Quand la renommée fait le travail « Sur les jobs d’été notre notoriété fait que nous avons beaucoup de candidats, car ils savent que le Parc Astérix
va avoir un pic d’activité l’été », se réjouit Fathia Chehiret. En 2015, la responsable recrutement a vu arriver près de 25 000 profils différents en versions mail, papier et sur le site Internet de recrutement du parc d’attractions. « Cela reste des postes assez simples à pourvoir, mais je pense qu’en terme de volumétrie c’est plus compliqué pour les petites structures », poursuit Fathia Chehiret. Lorsque la renommée n’est pas au rendez-vous, c’est par le système le plus simple que cela fonctionne. « Les gens travaillent d’une année sur l’autre par le bouche à oreille et réussissent à constituer leurs équipes, décrypte Christophe Pernet, président du Groupement des employeurs de main d’œuvre au sein du Syndicat général des vignerons. Après, cela dépend des périodes, mais on va être sollicité par des étudiants. Lorsque nous vendangeons début septembre, c’est le cas », poursuit-il. Cependant, les entreprises peuvent se retourner lorsque cela ne fonctionne plus.

Les relais sur le terrain « Ça commence à arriver », rapporte Jennifer Leroy, assistante relations entreprises au sein du campus Compétence et Développement à Amiens, à propos des annonces déposées par les entrepreneurs en vue des remplacements d’été. Ce campus d’étudiants n’est pas le seul à pouvoir relayer les besoins en main d’œuvre. « Cela fait 22 ans, que l’on organise le salon Journée jobs d’été dans toute la Picardie. Depuis 5-6 ans, la fréquentation est en hausse. Cette année, nous l’avons même étendu au Nord-Pas-deCalais suite aux demandes d’entrepreneurs de Valenciennes et de Lille », détaille Sonia Hennouni, chargée emploi au Centre régional d’information jeunesse (Crij) à Amiens. Ce type d’événement, comme ceux organisés par les Missions locales, sont un moyen de préparer en amont son recrutement pour un entrepreneur. Pour les besoins de dernière minute, il y a toujours la solution intérim. « On essaye de se constituer un vivier d’étudiants avant chaque été afin de pourvoir à ce type de demande mais elles sont ponctuelles et ciblées sur des postes peu qualifiés », explique Ingrid Guichard, directrice de l’agence Adecco PME à Amiens. Pôle emploi est également un recours, mais la direction picarde met en évidence le nombre restreint d’étudiants de part le fait que ce ne sont pas des demandeurs d’emploi inscrits.

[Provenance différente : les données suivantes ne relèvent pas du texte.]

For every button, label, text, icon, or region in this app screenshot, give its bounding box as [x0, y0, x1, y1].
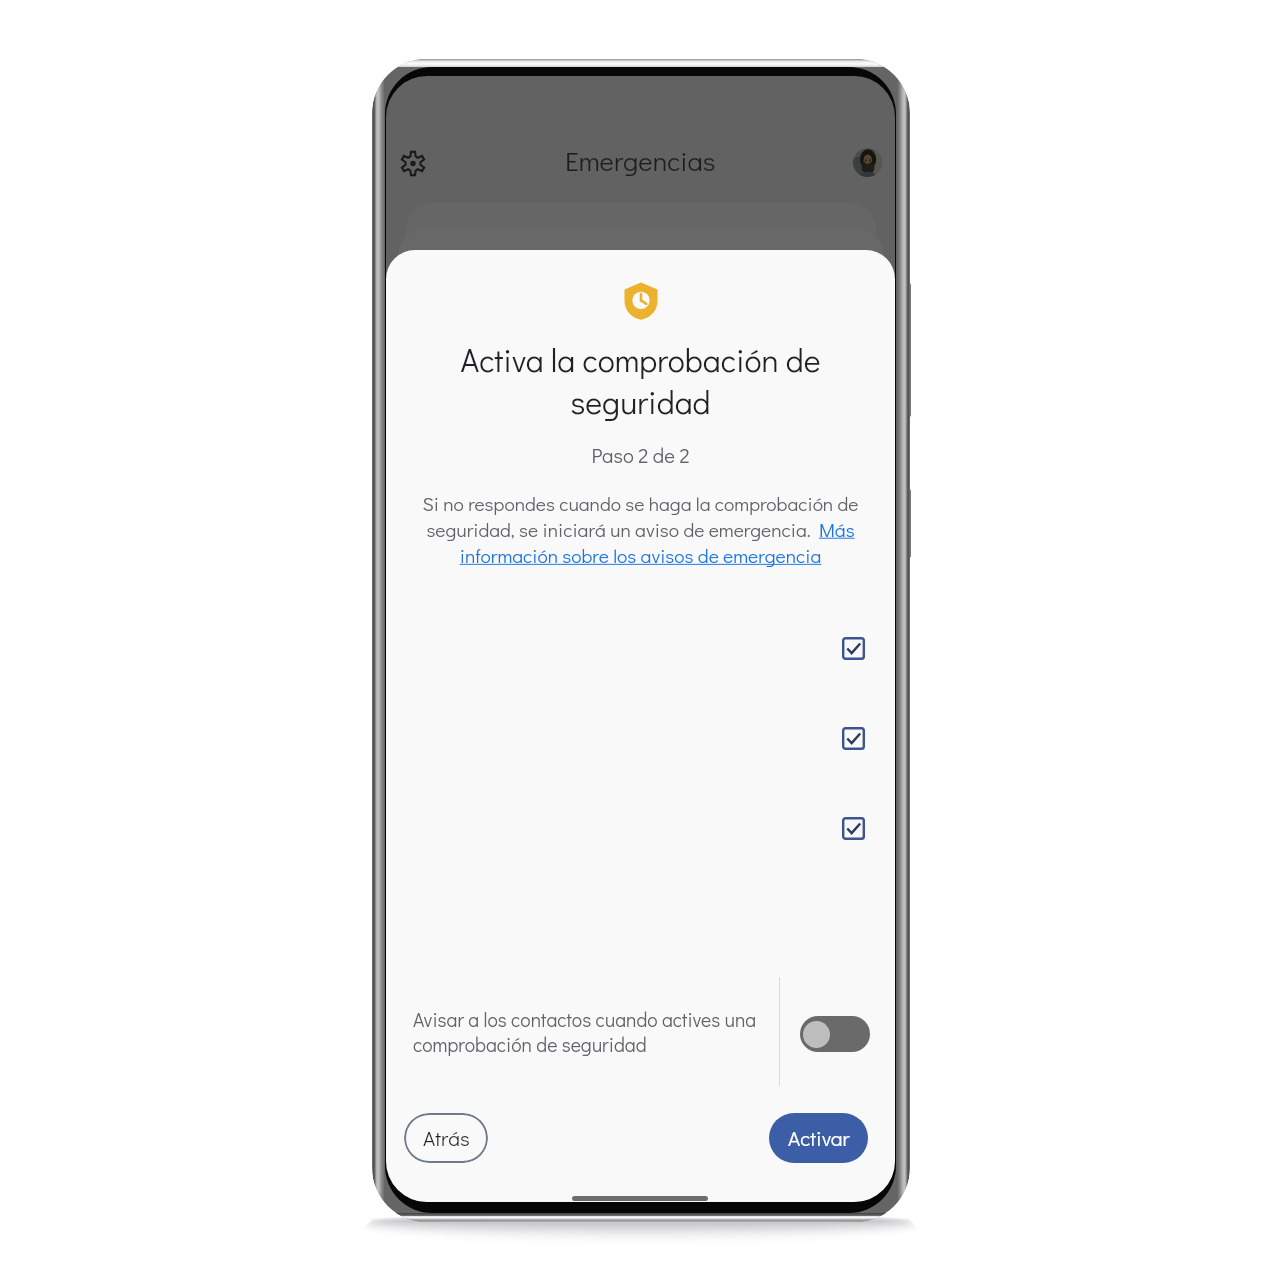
button[interactable]	[406, 709, 876, 767]
button[interactable]: Más información sobre los avisos de emer…	[817, 520, 859, 544]
button[interactable]: Settings	[393, 143, 433, 183]
staticText: Emergencias	[565, 143, 716, 179]
staticText: Si no respondes cuando se haga la compro…	[419, 491, 862, 568]
button[interactable]: Notify contacts	[800, 1016, 870, 1052]
button[interactable]: Más información sobre los avisos de emer…	[460, 546, 822, 570]
button[interactable]: Atrás	[404, 1113, 488, 1163]
button[interactable]	[406, 799, 876, 857]
staticText: Avisar a los contactos cuando actives un…	[413, 1007, 763, 1057]
staticText: Paso 2 de 2	[386, 442, 895, 469]
staticText: Activar	[788, 1124, 850, 1152]
staticText: Activa la comprobación de seguridad	[406, 339, 875, 422]
button[interactable]: Activar	[769, 1113, 868, 1163]
button[interactable]: Avisar a los contactos cuando actives un…	[406, 977, 876, 1086]
staticText: Atrás	[423, 1124, 470, 1152]
button[interactable]	[406, 619, 876, 677]
button[interactable]: Account	[853, 148, 882, 177]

À la recherche de main d’œuvre Dans le sud de l’Aisne, comme dans le reste du vignoble champenois, le besoin en main d’œuvre est fort. Cela
représente près de 120 000 personnes par an réparties sur 35 000 hectares. Ces emplois de courte durée localisés loin des grands centres de vie rencontrent parfois des difficultés pour être pourvus. « Depuis deux ans, il n’y a plus d’avantage à postuler pour ce type de contrat. On se retrouve avec des étrangers venus de Hongrie, Roumanie et d’Europe de l’Est. Ce n’est pas encore le cas dans les petites maisons mais cela tend à s’amplifier », révèle Didier Kohler, vice-président du Syndicat général des vignerons pour le département de l’Aisne.
Cela fait près d’une dizaine d’année que le phénomène se développe dans les vignes champenoises, selon Didier Kholer. Les problèmes de fiscalité sont en cause. Avec cette méthode, les charges sociales sont payées dans les pays d’origine. Pour rappel, les jeunes de 18-34 ans étaient près d’un quart en France (23%) à avoir l’intention de décrocher un job d’été en juin 2015 selon un sondage BVA pour 20 minutes et Leboncoin. Beaucoup trouverons leur bonheur, sans pour autant connaître des pics de demande.